The program outputs:

Rh[L:f4]ne, 42 [S:a7], price [$:a3]50

Some old Java implementations classify characters with gc values Pi or Pf as if the values were Ps or Pe, respectively. Therefore, they are unable to recognize the predefined names INITIAL_QUOTE_PUNCTUATION and FINAL_QUOTE_PUNCTUATION.

11.3.4. Naïve Processing

In old programs, character data is often processed in a naïve manner that assumes a particular character code, typically ASCII. You might even see code like ch == 32, which tests for a character being a space, using the ASCII code, instead of the more natural and more portable ch == ' '.

Suppose that the variable ch contains a single character and we wish to test whether the value is a letter. The following style (exemplified here using the C language notation) is often used in old software:

if( ((ch >= 'A') && (ch <= 'Z')) ||  ((ch >= 'a') && (ch <= 'z')) ) ...

Here, && means "and" and || means "or," and the expression operates on comparisons that test whether the character's code number is between the code numbers of "A" and "Z" or between the code numbers of "a" and "z." Generally, in programming languages, comparisons of character values operate on the code numbers of characters.
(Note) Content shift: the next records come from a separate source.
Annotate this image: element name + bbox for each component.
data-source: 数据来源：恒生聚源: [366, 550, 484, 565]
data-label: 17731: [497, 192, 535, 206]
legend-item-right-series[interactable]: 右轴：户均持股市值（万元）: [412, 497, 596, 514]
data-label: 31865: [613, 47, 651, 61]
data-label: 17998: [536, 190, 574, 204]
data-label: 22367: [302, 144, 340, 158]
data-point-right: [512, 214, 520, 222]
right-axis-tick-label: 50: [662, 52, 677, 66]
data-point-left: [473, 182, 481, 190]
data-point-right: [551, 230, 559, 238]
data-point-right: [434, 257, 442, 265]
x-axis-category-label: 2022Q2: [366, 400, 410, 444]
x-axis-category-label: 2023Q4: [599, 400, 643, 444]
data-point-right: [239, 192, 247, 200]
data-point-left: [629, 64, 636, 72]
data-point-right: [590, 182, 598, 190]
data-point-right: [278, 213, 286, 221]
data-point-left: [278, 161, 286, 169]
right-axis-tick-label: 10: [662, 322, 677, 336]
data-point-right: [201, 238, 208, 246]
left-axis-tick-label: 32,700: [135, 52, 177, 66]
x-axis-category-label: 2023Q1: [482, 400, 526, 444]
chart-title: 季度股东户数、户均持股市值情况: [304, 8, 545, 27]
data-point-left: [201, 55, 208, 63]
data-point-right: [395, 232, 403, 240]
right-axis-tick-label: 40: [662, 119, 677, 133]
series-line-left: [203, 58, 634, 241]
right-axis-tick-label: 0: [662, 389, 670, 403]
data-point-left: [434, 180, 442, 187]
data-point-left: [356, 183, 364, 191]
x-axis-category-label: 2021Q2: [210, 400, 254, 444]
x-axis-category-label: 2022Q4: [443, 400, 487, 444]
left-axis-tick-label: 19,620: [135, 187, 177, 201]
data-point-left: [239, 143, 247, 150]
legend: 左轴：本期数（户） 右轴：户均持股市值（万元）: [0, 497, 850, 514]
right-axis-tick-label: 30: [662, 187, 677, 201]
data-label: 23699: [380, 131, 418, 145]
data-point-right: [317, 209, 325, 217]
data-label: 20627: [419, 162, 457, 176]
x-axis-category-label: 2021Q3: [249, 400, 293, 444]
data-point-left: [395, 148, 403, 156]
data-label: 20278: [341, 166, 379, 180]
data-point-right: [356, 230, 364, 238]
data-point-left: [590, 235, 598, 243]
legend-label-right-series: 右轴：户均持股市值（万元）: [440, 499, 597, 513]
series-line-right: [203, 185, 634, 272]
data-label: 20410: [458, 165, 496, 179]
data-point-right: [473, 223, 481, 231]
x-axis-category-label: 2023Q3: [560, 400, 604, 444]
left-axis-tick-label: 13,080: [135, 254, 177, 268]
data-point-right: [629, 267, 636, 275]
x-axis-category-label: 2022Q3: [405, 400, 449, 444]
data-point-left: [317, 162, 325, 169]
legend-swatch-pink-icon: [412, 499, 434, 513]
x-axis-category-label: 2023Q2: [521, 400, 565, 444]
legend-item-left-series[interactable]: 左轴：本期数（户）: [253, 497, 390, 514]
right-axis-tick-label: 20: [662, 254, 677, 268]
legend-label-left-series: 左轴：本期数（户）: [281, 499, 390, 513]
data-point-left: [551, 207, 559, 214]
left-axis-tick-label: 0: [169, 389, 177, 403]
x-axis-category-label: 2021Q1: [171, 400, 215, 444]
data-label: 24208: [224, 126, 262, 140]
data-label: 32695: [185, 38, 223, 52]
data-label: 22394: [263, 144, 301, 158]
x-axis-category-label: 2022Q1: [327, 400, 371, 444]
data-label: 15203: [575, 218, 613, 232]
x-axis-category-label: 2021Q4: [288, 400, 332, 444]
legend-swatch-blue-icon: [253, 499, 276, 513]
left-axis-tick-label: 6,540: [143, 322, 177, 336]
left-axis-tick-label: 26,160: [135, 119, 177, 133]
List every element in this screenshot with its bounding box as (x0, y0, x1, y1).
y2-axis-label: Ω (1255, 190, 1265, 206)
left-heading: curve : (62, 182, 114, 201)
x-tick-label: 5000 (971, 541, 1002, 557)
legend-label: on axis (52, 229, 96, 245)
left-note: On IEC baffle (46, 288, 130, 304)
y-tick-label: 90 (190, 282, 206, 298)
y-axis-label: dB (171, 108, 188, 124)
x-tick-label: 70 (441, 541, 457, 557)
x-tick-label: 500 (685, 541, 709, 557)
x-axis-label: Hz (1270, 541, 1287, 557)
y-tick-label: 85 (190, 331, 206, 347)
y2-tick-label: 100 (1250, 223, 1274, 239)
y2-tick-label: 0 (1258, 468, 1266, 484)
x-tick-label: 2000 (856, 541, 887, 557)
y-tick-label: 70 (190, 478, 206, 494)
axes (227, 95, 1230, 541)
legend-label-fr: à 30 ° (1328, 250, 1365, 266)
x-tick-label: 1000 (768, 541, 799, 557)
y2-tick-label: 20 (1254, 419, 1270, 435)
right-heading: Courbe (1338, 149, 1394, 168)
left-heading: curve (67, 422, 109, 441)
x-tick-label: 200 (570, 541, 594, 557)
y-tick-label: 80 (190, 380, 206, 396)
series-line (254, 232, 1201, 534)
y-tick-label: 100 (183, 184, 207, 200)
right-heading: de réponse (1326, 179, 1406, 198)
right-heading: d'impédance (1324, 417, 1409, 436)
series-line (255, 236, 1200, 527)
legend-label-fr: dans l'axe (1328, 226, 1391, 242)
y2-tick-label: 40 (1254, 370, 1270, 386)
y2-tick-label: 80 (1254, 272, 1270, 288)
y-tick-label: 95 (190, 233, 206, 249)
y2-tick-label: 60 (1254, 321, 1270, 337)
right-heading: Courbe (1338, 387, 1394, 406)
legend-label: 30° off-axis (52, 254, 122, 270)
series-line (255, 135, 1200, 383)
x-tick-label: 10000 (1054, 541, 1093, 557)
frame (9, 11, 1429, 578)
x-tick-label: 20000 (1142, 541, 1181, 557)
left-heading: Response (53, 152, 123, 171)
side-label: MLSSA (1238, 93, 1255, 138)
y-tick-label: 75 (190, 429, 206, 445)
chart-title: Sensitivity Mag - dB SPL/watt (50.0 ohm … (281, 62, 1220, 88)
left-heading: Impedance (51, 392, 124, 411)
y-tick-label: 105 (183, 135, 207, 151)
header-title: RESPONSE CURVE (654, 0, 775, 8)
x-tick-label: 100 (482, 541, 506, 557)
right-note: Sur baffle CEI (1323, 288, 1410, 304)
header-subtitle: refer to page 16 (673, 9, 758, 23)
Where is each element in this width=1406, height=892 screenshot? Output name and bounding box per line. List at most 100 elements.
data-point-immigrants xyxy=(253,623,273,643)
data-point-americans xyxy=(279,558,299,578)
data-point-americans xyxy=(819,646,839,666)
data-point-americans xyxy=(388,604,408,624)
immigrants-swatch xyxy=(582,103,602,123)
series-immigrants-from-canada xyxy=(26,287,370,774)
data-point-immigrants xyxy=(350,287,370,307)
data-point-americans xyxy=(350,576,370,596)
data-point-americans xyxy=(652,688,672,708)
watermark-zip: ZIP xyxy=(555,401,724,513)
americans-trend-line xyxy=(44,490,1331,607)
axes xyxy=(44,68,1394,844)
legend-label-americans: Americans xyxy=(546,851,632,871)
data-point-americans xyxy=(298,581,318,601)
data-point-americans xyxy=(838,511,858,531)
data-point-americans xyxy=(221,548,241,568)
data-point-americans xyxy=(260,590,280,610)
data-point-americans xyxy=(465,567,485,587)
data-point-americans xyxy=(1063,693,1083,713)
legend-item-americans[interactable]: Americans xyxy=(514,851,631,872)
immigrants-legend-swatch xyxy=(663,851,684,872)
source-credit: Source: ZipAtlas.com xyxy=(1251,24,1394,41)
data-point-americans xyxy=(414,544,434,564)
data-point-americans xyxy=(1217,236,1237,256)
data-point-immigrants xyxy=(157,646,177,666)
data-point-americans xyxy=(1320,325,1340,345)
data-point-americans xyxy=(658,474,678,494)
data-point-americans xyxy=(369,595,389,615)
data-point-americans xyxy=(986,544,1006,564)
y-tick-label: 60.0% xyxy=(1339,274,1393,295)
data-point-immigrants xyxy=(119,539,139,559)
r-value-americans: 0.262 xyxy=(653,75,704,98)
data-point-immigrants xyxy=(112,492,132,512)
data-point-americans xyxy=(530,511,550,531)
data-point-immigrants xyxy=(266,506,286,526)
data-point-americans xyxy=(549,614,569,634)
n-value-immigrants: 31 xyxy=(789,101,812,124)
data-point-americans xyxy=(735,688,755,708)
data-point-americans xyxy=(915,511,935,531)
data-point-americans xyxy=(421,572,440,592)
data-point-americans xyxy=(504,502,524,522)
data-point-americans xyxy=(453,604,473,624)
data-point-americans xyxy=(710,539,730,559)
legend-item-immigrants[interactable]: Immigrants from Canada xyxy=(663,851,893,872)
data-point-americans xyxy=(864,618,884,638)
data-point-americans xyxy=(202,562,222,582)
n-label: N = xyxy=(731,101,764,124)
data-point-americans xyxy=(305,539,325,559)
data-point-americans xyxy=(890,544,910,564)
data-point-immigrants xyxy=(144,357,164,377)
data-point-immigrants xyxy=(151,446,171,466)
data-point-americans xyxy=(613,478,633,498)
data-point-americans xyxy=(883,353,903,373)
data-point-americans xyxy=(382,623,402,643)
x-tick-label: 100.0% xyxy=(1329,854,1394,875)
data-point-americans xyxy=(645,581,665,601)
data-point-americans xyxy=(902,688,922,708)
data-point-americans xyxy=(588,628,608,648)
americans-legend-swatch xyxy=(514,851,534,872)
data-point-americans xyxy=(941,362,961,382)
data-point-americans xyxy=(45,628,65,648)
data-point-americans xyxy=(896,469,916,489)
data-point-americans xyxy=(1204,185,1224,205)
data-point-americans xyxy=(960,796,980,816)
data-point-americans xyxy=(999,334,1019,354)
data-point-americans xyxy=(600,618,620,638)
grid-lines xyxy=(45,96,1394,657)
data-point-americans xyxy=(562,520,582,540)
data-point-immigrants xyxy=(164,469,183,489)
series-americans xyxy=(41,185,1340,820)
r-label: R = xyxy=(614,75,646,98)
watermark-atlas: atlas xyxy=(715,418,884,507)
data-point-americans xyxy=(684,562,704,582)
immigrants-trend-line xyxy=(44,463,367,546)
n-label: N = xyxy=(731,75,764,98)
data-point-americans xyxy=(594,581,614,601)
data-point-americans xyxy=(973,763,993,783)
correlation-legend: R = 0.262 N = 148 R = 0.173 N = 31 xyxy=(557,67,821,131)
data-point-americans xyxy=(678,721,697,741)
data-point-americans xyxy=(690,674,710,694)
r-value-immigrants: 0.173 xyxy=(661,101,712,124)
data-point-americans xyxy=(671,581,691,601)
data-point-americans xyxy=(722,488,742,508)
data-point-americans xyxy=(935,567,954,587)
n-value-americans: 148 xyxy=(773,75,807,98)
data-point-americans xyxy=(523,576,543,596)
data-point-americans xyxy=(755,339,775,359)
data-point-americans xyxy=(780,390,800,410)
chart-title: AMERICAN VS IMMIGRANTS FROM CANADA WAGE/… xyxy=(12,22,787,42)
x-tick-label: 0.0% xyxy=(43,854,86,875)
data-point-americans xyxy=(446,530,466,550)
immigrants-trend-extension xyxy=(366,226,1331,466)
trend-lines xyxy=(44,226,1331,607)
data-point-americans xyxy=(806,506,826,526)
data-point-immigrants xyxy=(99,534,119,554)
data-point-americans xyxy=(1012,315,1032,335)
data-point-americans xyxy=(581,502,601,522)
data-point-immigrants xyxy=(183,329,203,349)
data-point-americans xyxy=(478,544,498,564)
If the data contains only basic Latin letters, the naïve approach works in most cases. The reason is that in most character codes, those letters are in alphabetic order and consecutivei.e., there is nothing but letters between "A" and "Z" or between "a" and "z" in the code. However, the assumption is not correct for the EBCDIC code, as described in Chapter 3.

A more serious problem is that the approach fails for letters with diacritic marks, or for other than basic Latin letters in general. It would be awkward to write code that compares a character value against all the possible letters that might appear in Unicode data. A modern approach, which has been good style for a long time, is to use subprogram (function) calls that test such things. For example, in C, using the standard function library that you may refer to by using #include <string.h> in your program, you can write as follows:

if(isletter(ch)) ...

This is both simpler and more robust. However, it makes the program depend on the definition of the isletter function, which can be locale-dependent. This can be a problem or an asset (see the section "Using Locales" later in this chapter).